John Linton, the founder of one-time Aussie PC market leader Osborne and more recently of ISP Exetel, has passed away following a stroke.
Picture via YouTube
Linton's son announced the news in a post on Exetel's customers-only blog:
Yesterday my dad was doing what he liked doing best. Eating at a nice restaurant, drinking nice wines, and talking about the state of the telecommunications market in Australia, and the various companies that make this up.
At lunch he suffered what was thought to be a mild stroke, and was immediately taken to St Vincents hospital. He was conscious in the ambulance, responding to their questions, but when he got to the hospital he had trouble breathing and they needed to put him into a medically induced coma and put him on a ventilator to help him breathe. Unfortunately it turned out to be a very intensive stroke and there was nothing the doctors could do, without killing him in an operation or leaving him severely brain damaged. So last night, with most of my family present, his ventilator was turned off and a few hours later he passed away peacefully.

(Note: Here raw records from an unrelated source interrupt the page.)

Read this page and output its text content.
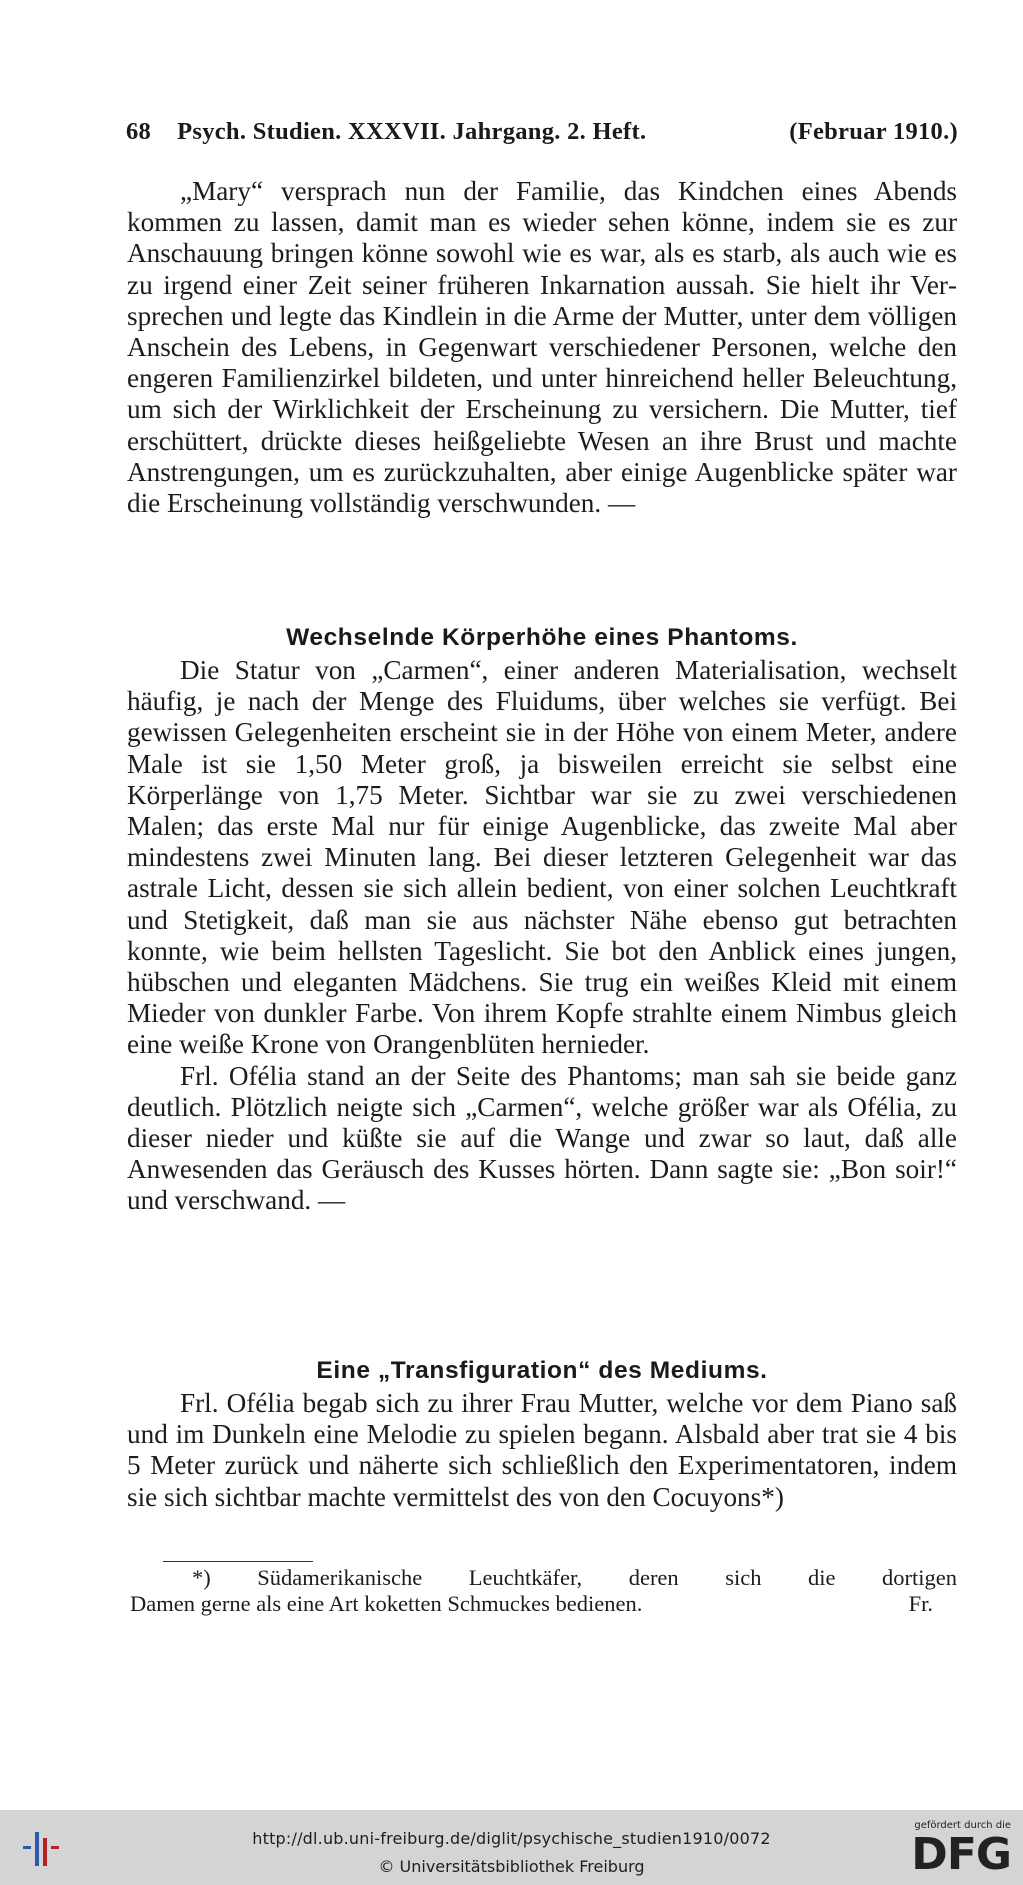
68 Psych. Studien. XXXVII. Jahrgang. 2. Heft.	(Februar 1910.)

„Mary“ versprach nun der Familie, das Kindchen eines Abends kommen zu lassen, damit man es wieder sehen könne, indem sie es zur Anschauung bringen könne sowohl wie es war, als es starb, als auch wie es zu irgend einer Zeit seiner früheren Inkarnation aussah. Sie hielt ihr Versprechen und legte das Kindlein in die Arme der Mutter, unter dem völligen Anschein des Lebens, in Gegenwart verschiedener Personen, welche den engeren Familienzirkel bildeten, und unter hinreichend heller Beleuchtung, um sich der Wirklichkeit der Erscheinung zu versichern. Die Mutter, tief erschüttert, drückte dieses heißgeliebte Wesen an ihre Brust und machte Anstrengungen, um es zurückzuhalten, aber einige Augenblicke später war die Erscheinung vollständig verschwunden. —

Wechselnde Körperhöhe eines Phantoms.

Die Statur von „Carmen“, einer anderen Materialisation, wechselt häufig, je nach der Menge des Fluidums, über welches sie verfügt. Bei gewissen Gelegenheiten erscheint sie in der Höhe von einem Meter, andere Male ist sie 1,50 Meter groß, ja bisweilen erreicht sie selbst eine Körperlänge von 1,75 Meter. Sichtbar war sie zu zwei verschiedenen Malen; das erste Mal nur für einige Augenblicke, das zweite Mal aber mindestens zwei Minuten lang. Bei dieser letzteren Gelegenheit war das astrale Licht, dessen sie sich allein bedient, von einer solchen Leuchtkraft und Stetigkeit, daß man sie aus nächster Nähe ebenso gut betrachten konnte, wie beim hellsten Tageslicht. Sie bot den Anblick eines jungen, hübschen und eleganten Mädchens. Sie trug ein weißes Kleid mit einem Mieder von dunkler Farbe. Von ihrem Kopfe strahlte einem Nimbus gleich eine weiße Krone von Orangenblüten hernieder.

Frl. Ofélia stand an der Seite des Phantoms; man sah sie beide ganz deutlich. Plötzlich neigte sich „Carmen“, welche größer war als Ofélia, zu dieser nieder und küßte sie auf die Wange und zwar so laut, daß alle Anwesenden das Geräusch des Kusses hörten. Dann sagte sie: „Bon soir!“ und verschwand. —

Eine „Transfiguration“ des Mediums.

Frl. Ofélia begab sich zu ihrer Frau Mutter, welche vor dem Piano saß und im Dunkeln eine Melodie zu spielen begann. Alsbald aber trat sie 4 bis 5 Meter zurück und näherte sich schließlich den Experimentatoren, indem sie sich sichtbar machte vermittelst des von den Cocuyons*)

*) Südamerikanische Leuchtkäfer, deren sich die dortigen
Damen gerne als eine Art koketten Schmuckes bedienen.	Fr.
http://dl.ub.uni-freiburg.de/diglit/psychische_studien1910/0072
© Universitätsbibliothek Freiburg
gefördert durch die
DFG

This is the saddest day of my life, I have lost my dad, my mentor, my boss, and one of my best friends.
However dad would not want us fussing over him, he would want to know what we have sold, which was actually one of the last things I said to him. He would also want Exetel to go on as he had planned for it to. He put in a place a strategic plan, so we need to move on as he had wanted us to, and remember him for the great man he was.
If any of you feel like buying my mum and family flowers, I would ask that you instead make a donation to his favourite charity, the Royal Society for the Protection of Birds.
Exetel is a popular ISP amongst our readers for its good-value deals (such as no upload counting on many plans), but Linton's take-no-prisoners approach is also the stuff of legend. Customers who used too much data or who complained over support issues were just as likely to find themselves effectively sacked, with their contracts terminated early. Linton always maintained that a small group of customers could ruin life for everyone, and that it was better to ensure a good experience for the majority.
It's worth remembering that well before Exetel was established, Linton also headed up the local operation for Osborne, licensed from its UK parent. In the pre-Windows 95 era, Osborne was the top-selling PC company in Australia, beating out the major global players and operating stores and support centres across Australia.
Osborne would have faced a tough time in the late 1990s regardless as the local PC industry effectively evaporated, but an infamous business decision arguably accelerated the process. Following a licensing dispute with Microsoft, Linton elected to ship all its machines with OS/2 instead. That proved unpopular with both business and consumer customers, and Osborne went into receivership in 1995.
Osborne was eventually purchased by Gateway in order to set up an Australian operation, but that only lasted until 2001 when Gateway withdrew from the local market. But the OS/2 decision continued to haunt Gateway staff,as Gizmodo editor Alex recalls only too well:
My first IT job, many, many years ago was working as a technical support engineer at Gateway 2000. As they'd assumed the Osborne business, that also meant taking on the support duties as best they could be performed with dwindling Osborne hardware stock. OS/2 was a particular nightmare, as there was no access to an OS/2 machine to provide any answers to support queries when they came in.
When I first began as a journalist back in 1994, the prospect of having to ring Linton for comments was a terrifying prospect. If he was in a good mood, you got terrific quotes. If he disagreed with your angle, he would curtly dismiss you as stupid. It was an effective baptism by fire, I guess.
When Osborne collapsed, my then-title managed to score an interview with him (by fax!), in which he proclaimed that Osborne would be back bigger than ever. That never happened, but with Exetel he clearly found a business he was equally as passionate about. RIP John.
UPDATE: Linton's business partner Steve Waddington posted on his blog:
I have worked with John for the last 16 years, at four different companies, and been his business partner for the last eight years.
We started Exetel with the objective of creating a 'perfect company'. We faced many challenges, some that would have undoubtedly overwhelmed anyone with less indomitable determination than John.
He was the toughest person I think I will ever meet. The most honest person I have ever met, and one of the kindest. But above all he was unique, with the clarity of vision and sharpness of mind that was simply awesome.
He has been my manager, my mentor and my friend.